Queremos fazer para 5,5 milhões de alunos, mas não damos o exemplo. Temos 26 deputados na Casa, hoje, entre 94, nesta sexta-feira; 26 que passaram por aqui em algum momento. Mas é o dia de estar nas bases, é o dia de estar em outras atividades. Mas gostaria de ver esta Casa também com controle eletrônico de frequência para os nobres deputados darem o exemplo para a população. Tenho certeza de que o reconhecimento da Assembleia Legislativa do Estado de São Paulo será muito maior.

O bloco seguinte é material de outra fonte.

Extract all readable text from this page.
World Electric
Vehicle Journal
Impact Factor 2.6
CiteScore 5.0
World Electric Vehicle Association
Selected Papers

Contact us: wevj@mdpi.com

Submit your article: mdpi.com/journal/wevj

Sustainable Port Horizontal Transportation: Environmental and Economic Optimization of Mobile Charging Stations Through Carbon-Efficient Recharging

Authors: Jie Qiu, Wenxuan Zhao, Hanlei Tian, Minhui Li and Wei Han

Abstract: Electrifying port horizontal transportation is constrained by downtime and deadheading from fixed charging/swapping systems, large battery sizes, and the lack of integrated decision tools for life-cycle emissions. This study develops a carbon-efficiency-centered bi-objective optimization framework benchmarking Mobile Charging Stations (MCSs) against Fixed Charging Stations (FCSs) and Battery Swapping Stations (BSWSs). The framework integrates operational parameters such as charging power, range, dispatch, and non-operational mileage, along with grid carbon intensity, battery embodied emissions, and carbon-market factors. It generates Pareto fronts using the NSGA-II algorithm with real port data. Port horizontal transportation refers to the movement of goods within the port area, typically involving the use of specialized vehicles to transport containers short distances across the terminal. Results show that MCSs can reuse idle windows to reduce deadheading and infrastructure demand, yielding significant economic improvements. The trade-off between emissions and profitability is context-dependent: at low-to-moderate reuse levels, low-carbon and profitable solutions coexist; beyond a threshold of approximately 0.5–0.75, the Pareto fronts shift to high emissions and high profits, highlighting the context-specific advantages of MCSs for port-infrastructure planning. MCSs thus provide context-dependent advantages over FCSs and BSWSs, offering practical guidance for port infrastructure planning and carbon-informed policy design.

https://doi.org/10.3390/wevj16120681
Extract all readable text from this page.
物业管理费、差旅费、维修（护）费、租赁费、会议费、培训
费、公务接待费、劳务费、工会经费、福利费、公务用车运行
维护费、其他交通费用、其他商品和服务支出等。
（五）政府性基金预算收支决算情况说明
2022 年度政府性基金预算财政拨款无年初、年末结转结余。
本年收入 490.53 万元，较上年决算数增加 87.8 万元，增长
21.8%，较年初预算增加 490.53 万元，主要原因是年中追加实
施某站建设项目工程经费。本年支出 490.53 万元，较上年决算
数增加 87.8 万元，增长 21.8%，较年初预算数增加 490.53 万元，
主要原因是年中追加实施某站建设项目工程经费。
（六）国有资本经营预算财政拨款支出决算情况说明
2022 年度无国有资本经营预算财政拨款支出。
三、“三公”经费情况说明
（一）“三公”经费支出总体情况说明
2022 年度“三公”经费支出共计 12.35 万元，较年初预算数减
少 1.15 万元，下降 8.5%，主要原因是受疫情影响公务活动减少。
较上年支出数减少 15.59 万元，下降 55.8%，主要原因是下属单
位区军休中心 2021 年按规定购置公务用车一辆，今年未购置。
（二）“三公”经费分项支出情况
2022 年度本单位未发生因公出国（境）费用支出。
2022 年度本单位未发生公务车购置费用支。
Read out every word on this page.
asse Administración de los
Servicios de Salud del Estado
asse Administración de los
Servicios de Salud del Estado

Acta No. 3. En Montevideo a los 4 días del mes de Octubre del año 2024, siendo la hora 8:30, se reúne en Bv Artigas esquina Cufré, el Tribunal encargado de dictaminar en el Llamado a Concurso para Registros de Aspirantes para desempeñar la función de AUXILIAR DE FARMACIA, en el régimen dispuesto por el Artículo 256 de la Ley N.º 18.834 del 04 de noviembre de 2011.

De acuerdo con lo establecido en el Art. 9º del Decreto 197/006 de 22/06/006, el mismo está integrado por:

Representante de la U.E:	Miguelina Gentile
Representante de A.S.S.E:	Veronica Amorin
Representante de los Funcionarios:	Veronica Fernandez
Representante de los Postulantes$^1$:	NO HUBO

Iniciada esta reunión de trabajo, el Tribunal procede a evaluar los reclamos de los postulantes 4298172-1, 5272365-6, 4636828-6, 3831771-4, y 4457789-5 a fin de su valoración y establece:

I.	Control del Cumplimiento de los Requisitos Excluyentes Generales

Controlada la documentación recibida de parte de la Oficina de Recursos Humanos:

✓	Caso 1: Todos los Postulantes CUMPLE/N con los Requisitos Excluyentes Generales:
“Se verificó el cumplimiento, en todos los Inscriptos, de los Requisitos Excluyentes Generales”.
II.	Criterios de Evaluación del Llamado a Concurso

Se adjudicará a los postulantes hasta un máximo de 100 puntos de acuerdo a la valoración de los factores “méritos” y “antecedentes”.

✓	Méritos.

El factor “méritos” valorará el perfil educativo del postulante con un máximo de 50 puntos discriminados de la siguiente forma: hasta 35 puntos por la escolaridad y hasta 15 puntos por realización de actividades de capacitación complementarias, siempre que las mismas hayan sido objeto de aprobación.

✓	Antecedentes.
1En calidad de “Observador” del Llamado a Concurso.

Mas quero aproveitar esse tempo para lembrar que estamos no dia 03 de junho, faltam 27 dias para o recesso parlamentar de julho, restam 11 dias com possibilidade de votação – terças, quartas e quintas. Sendo que os últimos três dias deverão ser dedicados ao debate e à votação da LDO.
V. Excelência falava do minguado recurso que o governador disse que vai disponibilizar para o reajuste salarial dos servidores, que não vai compensar as perdas da Educação, mas até agora esse projeto não chegou na Assembleia. Para a Segurança Pública foi dito, através do Comandante Geral da Polícia Militar, numa reunião no dia 17 de maio agora, no Comando Geral, com os representantes das entidades das associações policiais militares que em julho os policiais teriam aumento salarial.
E por que estou falando isso? Porque se alimentam com ilusões aqueles que já estão por demais sofridos, e a gente observa que não vão ter, os policiais militares e civis, qualquer reajuste de jeito nenhum. Ainda se fosse encaminhada uma mensagem na segunda-feira, mesmo com pedido de urgência, mesmo com relator especial, mas não vai. E a estratégia do Governo é essa; já faz mais de 15 dias que foi feito o anúncio da Educação e o projeto não deu entrada aqui. Fez pompas e circunstâncias no Palácio do Governo, mas não deu entrada aqui, porque acharam que os profissionais da Educação iam dizer: “Nossa! Graças a Deus o Messias voltou.” Só que na hora em que vamos fazer as contas, em vez disso nem as perdas inflacionárias dos últimos quatro anos serão repostas. E da Segurança Pública pior ainda.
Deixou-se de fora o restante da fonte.